O poets, from a maniac’s tongue was poured the deathless singing!
O Christians, at your cross of hope a hopeless hand was clinging!
O men, this man in brotherhood your weary paths beguiling,
Groaned inly while he taught you peace, and died while ye were smiling!
III.
And now, what time ye all may read through dimming tears his story,
How discord on the music fell and darkness on the glory,
And how when, one by one, sweet sounds and wandering lights departed,
He wore no less a loving face because so broken-hearted,
IV.
He shall be strong to sanctify the poet’s high vocation,
And bow the meekest Christian down in meeker adoration;
Nor ever shall he be, in praise, by wise or good forsaken,
Named softly as the household name of one whom God hath taken.
V.
With quiet sadness and no gloom I learn to think upon him,
With meekness that is gratefulness to God whose heaven hath won him,
Who suffered once the madness-cloud to His own love to blind him,
But gently led the blind along where breath and bird could find him;
VI.
And wrought within his shattered brain such quick poetic senses
As hills have language for, and stars, harmonious influences:
The pulse of dew upon the grass kept his within its number,
And silent shadows from the trees refreshed him like a slumber.
VII.
Wild timid hares were drawn from woods to share his home-caresses,
Uplooking to his human eyes with sylvan tendernesses:
The very world, by God’s constraint, from falsehood’s ways removing,
Its women and its men became, beside him, true and loving.
VIII.
And though, in blindness, he remained unconscious of that guiding,
And things provided came without the sweet sense of providing,
He testified this solemn truth, while phrenzy desolated,
—Nor man nor nature satisfies whom only God created.
IX.
Like a sick child that knoweth not his mother while she blesses
And drops upon his burning brow the coolness of her kisses,—
That turns his fevered eyes around—“My mother! where’s my mother?”—
As if such tender words and deeds could come from any other!—
X.
The fever gone, with leaps of heart he sees her bending o’er him,
Her face all pale from watchful love, the unweary love she bore him!
Thus woke the poet from the dream his life’s long fever gave him,
Beneath those deep pathetic Eyes which closed in death to save him.
XI.
Thus? oh, not thus! no type of earth can image that awaking,
Wherein he scarcely heard the chant of seraphs, round him breaking,
Or felt the new immortal throb of soul from body parted,
But felt those eyes alone, and knew—“My Saviour! not deserted!”
XII.
Deserted!
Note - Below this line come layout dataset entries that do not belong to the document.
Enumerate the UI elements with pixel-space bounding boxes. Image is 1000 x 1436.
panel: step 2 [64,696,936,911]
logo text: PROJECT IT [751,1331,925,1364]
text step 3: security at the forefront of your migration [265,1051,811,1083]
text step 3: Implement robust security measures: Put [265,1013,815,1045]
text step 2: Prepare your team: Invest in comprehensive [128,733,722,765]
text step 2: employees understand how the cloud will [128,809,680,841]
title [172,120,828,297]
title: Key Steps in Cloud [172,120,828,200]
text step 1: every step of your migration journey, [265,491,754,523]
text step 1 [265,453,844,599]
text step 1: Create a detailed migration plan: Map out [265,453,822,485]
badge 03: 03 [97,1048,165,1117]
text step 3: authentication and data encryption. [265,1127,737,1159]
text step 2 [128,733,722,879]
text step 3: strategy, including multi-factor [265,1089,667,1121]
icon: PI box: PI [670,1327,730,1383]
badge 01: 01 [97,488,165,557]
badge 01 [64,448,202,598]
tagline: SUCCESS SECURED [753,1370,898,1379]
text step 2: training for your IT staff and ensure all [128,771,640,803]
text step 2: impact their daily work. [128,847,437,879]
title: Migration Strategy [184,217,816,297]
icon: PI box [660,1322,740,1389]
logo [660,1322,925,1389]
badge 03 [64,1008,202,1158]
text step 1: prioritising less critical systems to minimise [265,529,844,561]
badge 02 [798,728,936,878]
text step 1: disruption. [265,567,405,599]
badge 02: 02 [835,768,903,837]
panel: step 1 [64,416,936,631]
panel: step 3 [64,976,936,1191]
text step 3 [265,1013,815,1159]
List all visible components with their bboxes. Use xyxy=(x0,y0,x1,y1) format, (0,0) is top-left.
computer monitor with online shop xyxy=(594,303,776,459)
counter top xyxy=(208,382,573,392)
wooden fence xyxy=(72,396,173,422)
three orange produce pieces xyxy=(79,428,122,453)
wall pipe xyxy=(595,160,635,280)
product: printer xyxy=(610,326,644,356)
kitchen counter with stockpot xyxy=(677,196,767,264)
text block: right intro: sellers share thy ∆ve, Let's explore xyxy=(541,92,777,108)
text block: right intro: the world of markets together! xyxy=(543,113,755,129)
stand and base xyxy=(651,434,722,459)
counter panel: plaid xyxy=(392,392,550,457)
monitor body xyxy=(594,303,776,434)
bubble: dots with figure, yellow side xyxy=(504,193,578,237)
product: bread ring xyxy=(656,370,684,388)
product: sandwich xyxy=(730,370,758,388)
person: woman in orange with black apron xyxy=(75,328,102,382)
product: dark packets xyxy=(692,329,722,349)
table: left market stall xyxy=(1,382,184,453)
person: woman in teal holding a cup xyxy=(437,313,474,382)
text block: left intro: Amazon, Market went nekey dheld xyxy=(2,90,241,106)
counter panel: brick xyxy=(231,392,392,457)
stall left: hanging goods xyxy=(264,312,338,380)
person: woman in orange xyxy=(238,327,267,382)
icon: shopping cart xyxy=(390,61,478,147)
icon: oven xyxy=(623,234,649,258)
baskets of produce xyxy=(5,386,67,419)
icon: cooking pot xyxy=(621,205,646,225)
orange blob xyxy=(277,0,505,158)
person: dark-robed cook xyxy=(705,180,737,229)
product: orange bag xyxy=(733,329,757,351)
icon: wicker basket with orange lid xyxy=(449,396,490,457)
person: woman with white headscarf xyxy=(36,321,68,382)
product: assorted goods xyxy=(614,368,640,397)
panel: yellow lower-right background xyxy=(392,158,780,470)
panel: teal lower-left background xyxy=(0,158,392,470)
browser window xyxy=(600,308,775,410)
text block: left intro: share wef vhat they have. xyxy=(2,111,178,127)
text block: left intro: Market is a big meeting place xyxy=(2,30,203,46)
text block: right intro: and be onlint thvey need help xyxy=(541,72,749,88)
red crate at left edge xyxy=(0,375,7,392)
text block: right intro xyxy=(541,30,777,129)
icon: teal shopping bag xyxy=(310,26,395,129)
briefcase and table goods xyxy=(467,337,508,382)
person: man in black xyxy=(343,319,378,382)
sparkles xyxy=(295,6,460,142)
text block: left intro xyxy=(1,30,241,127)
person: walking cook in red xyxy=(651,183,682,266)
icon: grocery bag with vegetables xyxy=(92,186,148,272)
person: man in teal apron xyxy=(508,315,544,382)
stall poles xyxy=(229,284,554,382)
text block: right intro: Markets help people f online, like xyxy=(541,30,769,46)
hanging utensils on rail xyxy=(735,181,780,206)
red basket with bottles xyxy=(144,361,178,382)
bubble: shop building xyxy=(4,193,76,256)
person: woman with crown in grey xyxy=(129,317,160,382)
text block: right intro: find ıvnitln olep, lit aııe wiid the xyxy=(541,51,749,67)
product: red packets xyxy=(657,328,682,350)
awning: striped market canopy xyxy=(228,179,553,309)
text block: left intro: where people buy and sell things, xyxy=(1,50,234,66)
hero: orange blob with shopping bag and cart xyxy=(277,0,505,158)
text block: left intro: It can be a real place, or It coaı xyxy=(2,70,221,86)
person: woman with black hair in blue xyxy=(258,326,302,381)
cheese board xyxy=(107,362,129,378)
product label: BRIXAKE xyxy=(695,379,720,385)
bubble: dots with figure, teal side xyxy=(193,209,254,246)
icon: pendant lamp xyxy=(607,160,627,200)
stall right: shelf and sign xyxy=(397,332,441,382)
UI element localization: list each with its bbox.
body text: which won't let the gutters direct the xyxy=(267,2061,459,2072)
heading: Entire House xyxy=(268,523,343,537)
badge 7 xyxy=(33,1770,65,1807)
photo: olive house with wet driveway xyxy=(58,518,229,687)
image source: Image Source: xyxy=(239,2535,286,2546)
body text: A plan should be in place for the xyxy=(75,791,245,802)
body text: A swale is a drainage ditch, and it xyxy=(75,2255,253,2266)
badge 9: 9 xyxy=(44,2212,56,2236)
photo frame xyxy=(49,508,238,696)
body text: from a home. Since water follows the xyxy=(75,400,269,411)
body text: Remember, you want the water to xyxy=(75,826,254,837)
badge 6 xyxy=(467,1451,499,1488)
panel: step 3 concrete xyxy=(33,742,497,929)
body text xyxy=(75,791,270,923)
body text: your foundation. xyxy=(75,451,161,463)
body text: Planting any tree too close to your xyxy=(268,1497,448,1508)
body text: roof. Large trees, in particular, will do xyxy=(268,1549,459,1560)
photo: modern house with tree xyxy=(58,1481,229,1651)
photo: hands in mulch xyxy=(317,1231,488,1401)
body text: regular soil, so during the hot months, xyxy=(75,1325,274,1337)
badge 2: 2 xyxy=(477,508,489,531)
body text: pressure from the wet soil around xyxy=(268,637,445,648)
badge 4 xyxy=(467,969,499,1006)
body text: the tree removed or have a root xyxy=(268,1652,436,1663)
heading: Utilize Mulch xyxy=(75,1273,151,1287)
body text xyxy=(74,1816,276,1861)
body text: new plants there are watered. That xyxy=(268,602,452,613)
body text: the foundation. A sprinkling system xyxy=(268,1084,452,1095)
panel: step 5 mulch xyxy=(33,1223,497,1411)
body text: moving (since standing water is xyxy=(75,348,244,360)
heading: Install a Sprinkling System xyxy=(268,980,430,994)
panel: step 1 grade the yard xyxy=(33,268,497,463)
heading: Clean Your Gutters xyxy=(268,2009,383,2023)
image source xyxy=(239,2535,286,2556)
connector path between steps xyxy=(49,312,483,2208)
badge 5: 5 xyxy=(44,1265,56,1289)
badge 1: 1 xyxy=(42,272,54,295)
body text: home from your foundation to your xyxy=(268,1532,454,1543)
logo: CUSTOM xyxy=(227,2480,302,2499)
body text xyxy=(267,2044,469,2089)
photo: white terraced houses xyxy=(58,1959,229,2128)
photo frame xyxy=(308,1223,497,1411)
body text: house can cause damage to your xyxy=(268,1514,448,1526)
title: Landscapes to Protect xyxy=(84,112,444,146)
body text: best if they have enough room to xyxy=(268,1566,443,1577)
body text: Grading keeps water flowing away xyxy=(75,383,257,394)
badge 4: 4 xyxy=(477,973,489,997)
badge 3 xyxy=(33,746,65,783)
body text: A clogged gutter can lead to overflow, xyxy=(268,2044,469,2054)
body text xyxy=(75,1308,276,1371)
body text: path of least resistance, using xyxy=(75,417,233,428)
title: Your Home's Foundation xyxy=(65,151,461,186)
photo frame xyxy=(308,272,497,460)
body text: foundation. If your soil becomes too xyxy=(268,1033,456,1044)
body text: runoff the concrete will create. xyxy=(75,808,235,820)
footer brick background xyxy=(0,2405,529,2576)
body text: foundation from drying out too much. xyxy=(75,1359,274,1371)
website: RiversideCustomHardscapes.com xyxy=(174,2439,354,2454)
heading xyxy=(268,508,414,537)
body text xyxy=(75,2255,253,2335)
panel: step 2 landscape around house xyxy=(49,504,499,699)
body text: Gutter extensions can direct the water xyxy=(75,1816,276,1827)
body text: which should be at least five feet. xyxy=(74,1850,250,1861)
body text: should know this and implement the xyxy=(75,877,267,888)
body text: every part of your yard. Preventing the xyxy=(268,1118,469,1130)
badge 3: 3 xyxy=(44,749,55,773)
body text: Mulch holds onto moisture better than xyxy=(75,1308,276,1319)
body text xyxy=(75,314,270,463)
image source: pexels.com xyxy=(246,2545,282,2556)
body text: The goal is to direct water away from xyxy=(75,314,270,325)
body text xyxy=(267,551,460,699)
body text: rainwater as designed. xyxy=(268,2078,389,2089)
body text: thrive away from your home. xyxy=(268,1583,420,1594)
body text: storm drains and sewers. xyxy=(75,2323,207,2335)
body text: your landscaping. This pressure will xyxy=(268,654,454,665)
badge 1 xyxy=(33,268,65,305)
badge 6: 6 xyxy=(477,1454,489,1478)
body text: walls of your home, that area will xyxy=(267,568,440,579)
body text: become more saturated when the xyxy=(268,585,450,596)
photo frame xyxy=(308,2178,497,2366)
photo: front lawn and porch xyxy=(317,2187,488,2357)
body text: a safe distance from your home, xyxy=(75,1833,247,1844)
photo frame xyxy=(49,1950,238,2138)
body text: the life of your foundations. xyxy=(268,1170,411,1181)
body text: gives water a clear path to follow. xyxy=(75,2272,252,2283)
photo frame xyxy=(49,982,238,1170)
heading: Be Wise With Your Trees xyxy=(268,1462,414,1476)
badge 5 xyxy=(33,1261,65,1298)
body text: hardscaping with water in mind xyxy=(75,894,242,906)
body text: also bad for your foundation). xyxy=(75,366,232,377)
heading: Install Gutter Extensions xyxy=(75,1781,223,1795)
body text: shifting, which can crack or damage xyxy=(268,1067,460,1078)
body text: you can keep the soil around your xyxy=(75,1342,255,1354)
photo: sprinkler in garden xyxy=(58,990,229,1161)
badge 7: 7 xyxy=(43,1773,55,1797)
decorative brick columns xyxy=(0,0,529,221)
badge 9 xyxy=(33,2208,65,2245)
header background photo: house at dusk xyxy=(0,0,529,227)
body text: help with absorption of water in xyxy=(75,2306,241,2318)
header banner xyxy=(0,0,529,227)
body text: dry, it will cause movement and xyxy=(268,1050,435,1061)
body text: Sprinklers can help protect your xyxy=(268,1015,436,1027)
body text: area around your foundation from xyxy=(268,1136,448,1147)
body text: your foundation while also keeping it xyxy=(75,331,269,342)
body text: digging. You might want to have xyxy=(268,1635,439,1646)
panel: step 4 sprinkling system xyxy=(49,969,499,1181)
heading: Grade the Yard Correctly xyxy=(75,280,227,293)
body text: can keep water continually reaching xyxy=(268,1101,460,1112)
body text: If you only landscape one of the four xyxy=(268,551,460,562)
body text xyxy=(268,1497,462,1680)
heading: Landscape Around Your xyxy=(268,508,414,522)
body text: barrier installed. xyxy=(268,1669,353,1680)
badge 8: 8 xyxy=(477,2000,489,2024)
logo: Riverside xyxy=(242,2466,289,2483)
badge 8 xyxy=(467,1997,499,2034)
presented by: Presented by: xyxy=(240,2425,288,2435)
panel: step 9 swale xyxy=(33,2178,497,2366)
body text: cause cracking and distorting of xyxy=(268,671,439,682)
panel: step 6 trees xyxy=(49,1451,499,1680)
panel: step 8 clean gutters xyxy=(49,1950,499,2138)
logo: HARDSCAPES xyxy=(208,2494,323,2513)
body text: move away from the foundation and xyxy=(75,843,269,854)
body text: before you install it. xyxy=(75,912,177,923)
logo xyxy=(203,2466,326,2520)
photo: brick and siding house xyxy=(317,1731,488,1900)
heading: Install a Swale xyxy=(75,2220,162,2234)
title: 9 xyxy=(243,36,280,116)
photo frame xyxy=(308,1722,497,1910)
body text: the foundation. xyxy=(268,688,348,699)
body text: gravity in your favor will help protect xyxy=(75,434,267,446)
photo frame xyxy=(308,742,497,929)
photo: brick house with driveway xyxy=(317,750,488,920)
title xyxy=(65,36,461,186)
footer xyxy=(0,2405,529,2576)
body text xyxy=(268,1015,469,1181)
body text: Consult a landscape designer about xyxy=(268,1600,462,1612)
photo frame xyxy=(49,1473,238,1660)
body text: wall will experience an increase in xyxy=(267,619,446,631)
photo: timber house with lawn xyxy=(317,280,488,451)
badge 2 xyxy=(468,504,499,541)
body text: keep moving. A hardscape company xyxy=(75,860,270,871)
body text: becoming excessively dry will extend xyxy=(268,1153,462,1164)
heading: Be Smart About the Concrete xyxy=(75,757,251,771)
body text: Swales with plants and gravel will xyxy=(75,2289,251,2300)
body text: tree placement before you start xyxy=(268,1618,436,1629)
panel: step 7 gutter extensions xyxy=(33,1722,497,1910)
Who hath dreamt that when the cross in darkness rested,
Upon the Victim’s hidden face no love was manifested?
What frantic hands outstretched have e’er the atoning drops averted?
What tears have washed them from the soul, that one should be deserted?
XIII.
Deserted! God could separate from His own essence rather;
And Adam’s sins have swept between the righteous Son and Father:
Yea, once, Immanuel’s orphaned cry His universe hath shaken—
It went up single, echoless, “My God, I am forsaken!”
XIV.
It went up from the Holy’s lips amid His lost creation,
That, of the lost, no son should use those words of desolation!
That earth’s worst phrenzies, marring hope, should mar not hope’s fruition,
And I, on Cowper’s grave, should see his rapture in a vision.
Reader Comments (1)
In the biography of John Newton that I read, the biographer said that Cowper wanted to kill himself because God wanted him to, and when he was prevented, he felt as if he had disobeyed God. Such a sad life. It must have been awful to suffer from mental illness at that time because no one really understood it.